Darwin’s research also led to research in psychology of individual differences. Before his theories, most researchers were trying to understand humans by looking at averages and similarities between people. They were just trying to understand the basic underlying constructs of human behavior. After Darwin, psychologists began investigating individual differences. It was not many years before the first modern intelligence test was developed by Binet in France. Intelligence is one area where many researchers focus on individual differences. Some psychologists are interested in what human traits make some people more successful than others. This is based largely on Darwin’s idea of natural selection where the strongest, adaptive, or creative species survive and other ones do not.
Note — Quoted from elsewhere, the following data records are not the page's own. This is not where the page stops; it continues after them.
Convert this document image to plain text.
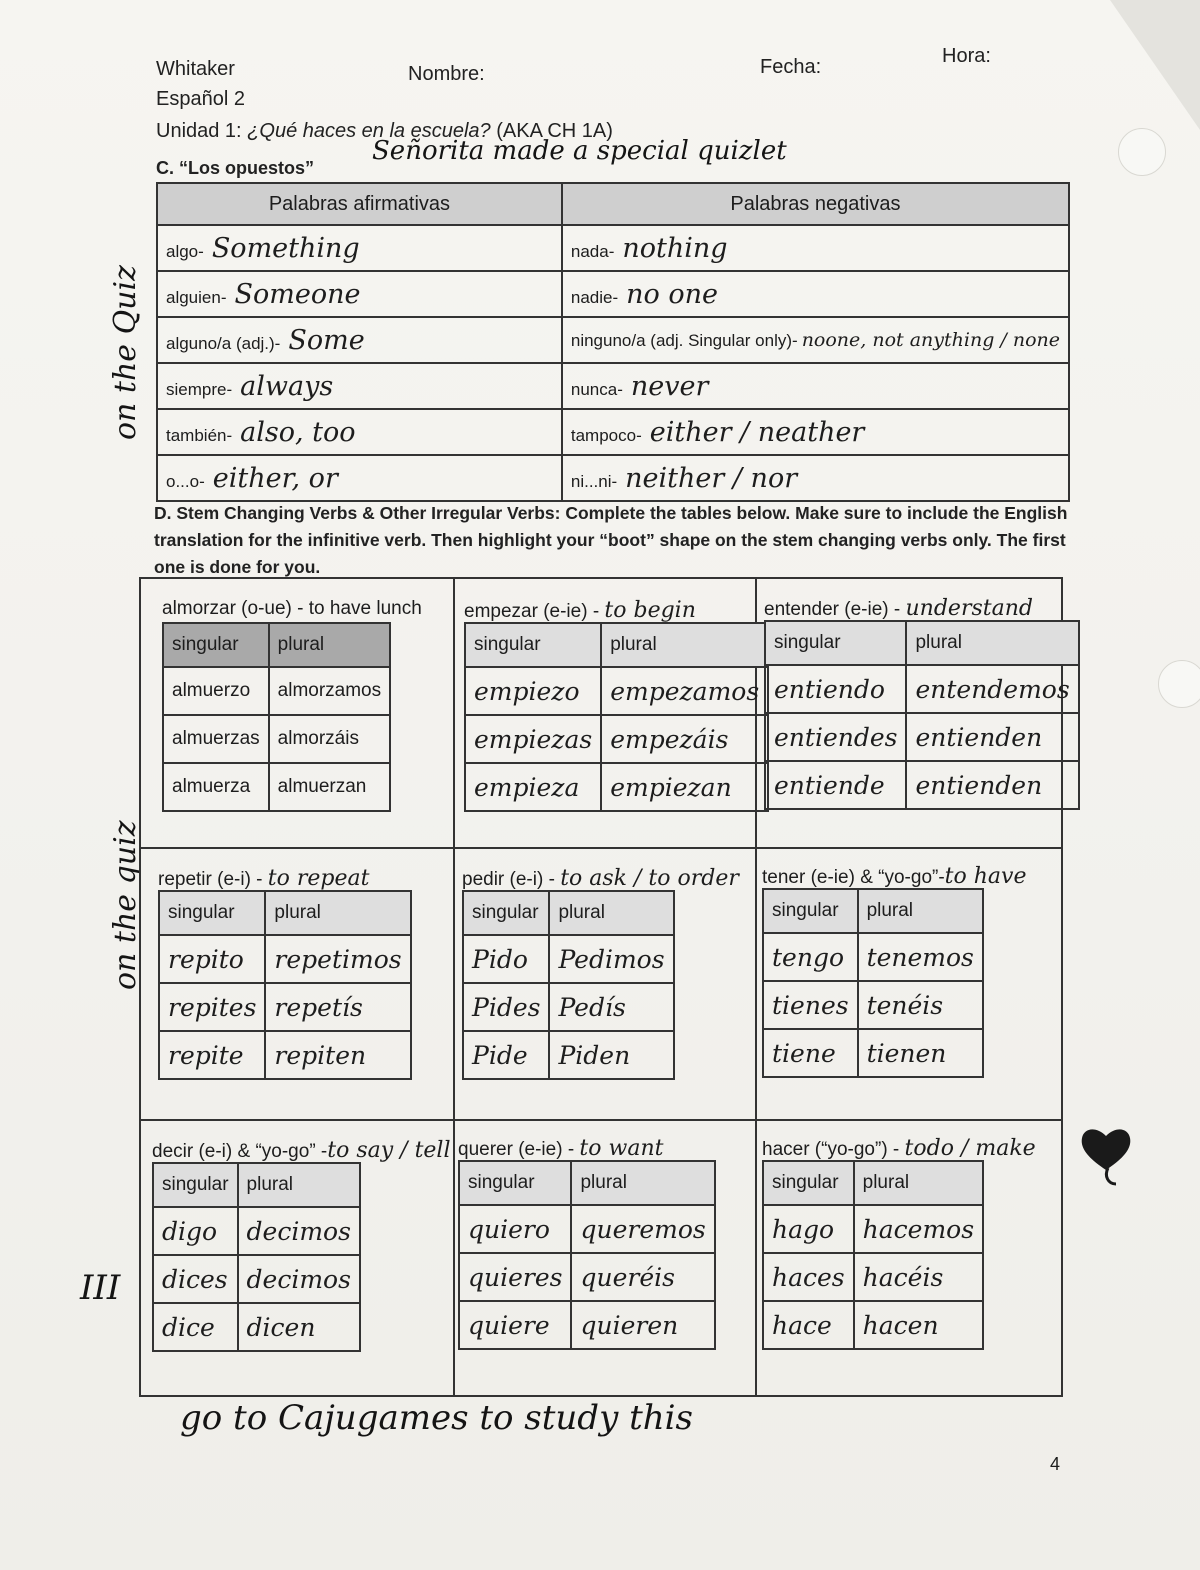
Whitaker
Español 2
Unidad 1: ¿Qué haces en la escuela? (AKA CH 1A)
Nombre:	Fecha:	Hora:
C. “Los opuestos”
Señorita made a special quizlet
Palabras afirmativas	Palabras negativas
algo- Something	nada- nothing
alguien- Someone	nadie- no one
alguno/a (adj.)- Some	ninguno/a (adj. Singular only)- noone, not anything / none
siempre- always	nunca- never
también- also, too	tampoco- either / neather
o...o- either, or	ni...ni- neither / nor
on the Quiz
on the quiz
III
D. Stem Changing Verbs & Other Irregular Verbs: Complete the tables below. Make sure to include the English translation for the infinitive verb. Then highlight your “boot” shape on the stem changing verbs only. The first one is done for you.
almorzar (o-ue) - to have lunch
singular	plural
almuerzo	almorzamos
almuerzas	almorzáis
almuerza	almuerzan
empezar (e-ie) - to begin
singular	plural
empiezo	empezamos
empiezas	empezáis
empieza	empiezan
entender (e-ie) - understand
singular	plural
entiendo	entendemos
entiendes	entienden
entiende	entienden
repetir (e-i) - to repeat
singular	plural
repito	repetimos
repites	repetís
repite	repiten
pedir (e-i) - to ask / to order
singular	plural
Pido	Pedimos
Pides	Pedís
Pide	Piden
tener (e-ie) & “yo-go”-to have
singular	plural
tengo	tenemos
tienes	tenéis
tiene	tienen
decir (e-i) & “yo-go” -to say / tell
singular	plural
digo	decimos
dices	decimos
dice	dicen
querer (e-ie) - to want
singular	plural
quiero	queremos
quieres	queréis
quiere	quieren
hacer (“yo-go”) - todo / make
singular	plural
hago	hacemos
haces	hacéis
hace	hacen
go to Cajugames to study this
4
Darwin’s theories also had a large impact on psychology in general; much of psychology today has strong biological underpinnings. This traces largely back to Darwin. Psychologists often try to explain psychological concepts in light of biological processes. Some schools of psychology are almost strictly Darwinian, such as ethological psychology (the most famous 20th century ethological psychologist is Konrad Lorenz) and evolutionary psychology. Even though Darwin was not a psychologist, his theories have had a large and lasting impact on the field of psychology.

4 Replies to “Darwin’s Role in Psychology”

  1. informative and useful for a research I was conducting on the influence of Darwanian theory on Psychology….

  2. Very helpful for my Psychology 102 class assignment. Including citation information would be helpful.

  3. Glad it could help. I don’t have any specific citation for the information because I wrote it without referring to anything in particular.